A. On the "Provoke" Era (Moriyama, Takanashi, Nakahashi)
Paper: "The Provoke Era: Japanese Photography, 1960–1975" Author: Diane Neumaier (Essay in the exhibition catalog of the same name) Summary: This academic paper (often found in the catalog published by the San Francisco Museum of Modern Art or Yale University Press) deconstructs the "Setting Sun" mentality as a reaction to the student protests of the 1960s and the "America-juku" (Americanization) of Japan. It explicitly links the gritty, high-contrast black-and-white work of Daido Moriyama to the concept of "erasing the world" to cope with the loss of traditional Japanese identity.
The Feminine Gaze: Rinko Kawauchi and the Liquid Light
The most tender "writings" come from the contemporary master Rinko Kawauchi (b. 1972). Her breakthrough book Utatane (2001)—which translates roughly to "a nap" or "dozing"—is laced with images of the sun dissolving into water. Kawauchi shoots the setting sun as it drowns in the Pacific, turning the ocean into a liquid mirror of lavender and gold.

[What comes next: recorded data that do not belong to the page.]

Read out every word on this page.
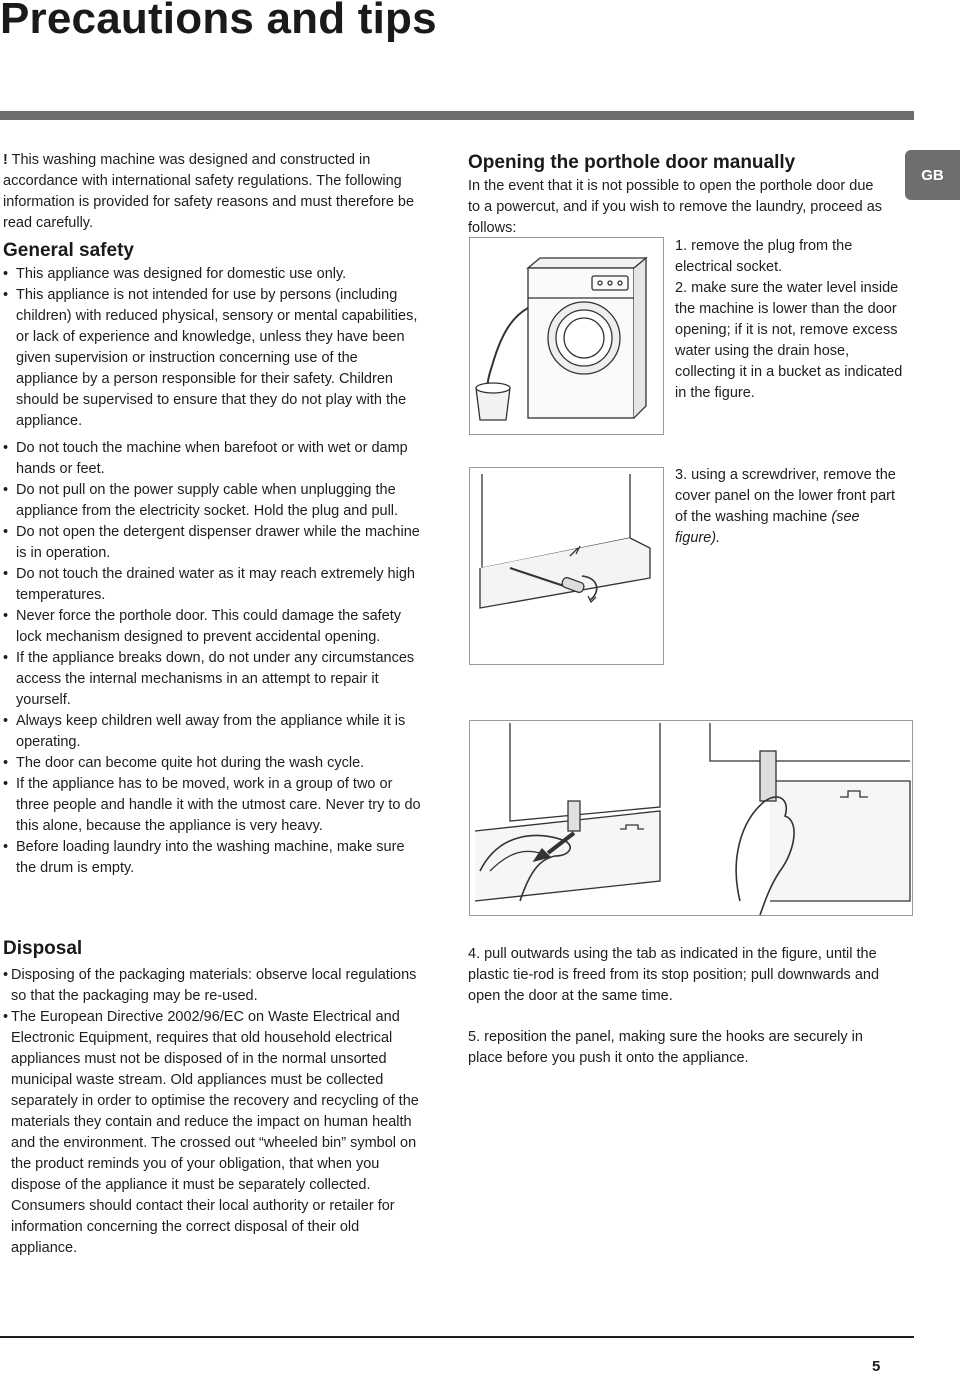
Precautions and tips
GB

! This washing machine was designed and constructed in accordance with international safety regulations. The following information is provided for safety reasons and must therefore be read carefully.

General safety
• This appliance was designed for domestic use only.
• This appliance is not intended for use by persons (including children) with reduced physical, sensory or mental capabilities, or lack of experience and knowledge, unless they have been given supervision or instruction concerning use of the appliance by a person responsible for their safety. Children should be supervised to ensure that they do not play with the appliance.
• Do not touch the machine when barefoot or with wet or damp hands or feet.
• Do not pull on the power supply cable when unplugging the appliance from the electricity socket. Hold the plug and pull.
• Do not open the detergent dispenser drawer while the machine is in operation.
• Do not touch the drained water as it may reach extremely high temperatures.
• Never force the porthole door. This could damage the safety lock mechanism designed to prevent accidental opening.
• If the appliance breaks down, do not under any circumstances access the internal mechanisms in an attempt to repair it yourself.
• Always keep children well away from the appliance while it is operating.
• The door can become quite hot during the wash cycle.
• If the appliance has to be moved, work in a group of two or three people and handle it with the utmost care. Never try to do this alone, because the appliance is very heavy.
• Before loading laundry into the washing machine, make sure the drum is empty.
Disposal
• Disposing of the packaging materials: observe local regulations so that the packaging may be re-used.
• The European Directive 2002/96/EC on Waste Electrical and Electronic Equipment, requires that old household electrical appliances must not be disposed of in the normal unsorted municipal waste stream. Old appliances must be collected separately in order to optimise the recovery and recycling of the materials they contain and reduce the impact on human health and the environment. The crossed out “wheeled bin” symbol on the product reminds you of your obligation, that when you dispose of the appliance it must be separately collected. Consumers should contact their local authority or retailer for information concerning the correct disposal of their old appliance.
Opening the porthole door manually

In the event that it is not possible to open the porthole door due to a powercut, and if you wish to remove the laundry, proceed as follows:

1. remove the plug from the electrical socket.

2. make sure the water level inside the machine is lower than the door opening; if it is not, remove excess water using the drain hose, collecting it in a bucket as indicated in the figure.

3. using a screwdriver, remove the cover panel on the lower front part of the washing machine (see figure).

4. pull outwards using the tab as indicated in the figure, until the plastic tie-rod is freed from its stop position; pull downwards and open the door at the same time.

5. reposition the panel, making sure the hooks are securely in place before you push it onto the appliance.

5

Unlike the aggressive grain of Moriyama, Kawauchi uses prismatic flares and soft focus. The sun does not "set" in her work; it melts. She writes a haiku with the lens: a child’s hand reaching for the last beam, a puddle reflecting a fractured orange sphere, a glass of water catching the 5 PM light.
Her writings suggest that the setting sun is private, small, and intimate. While the male photographers of the 20th century treated the sun as a national or philosophical symbol, Kawauchi returns it to the domestic sphere. The end of the day is not an apocalypse; it is the moment you turn on a lamp.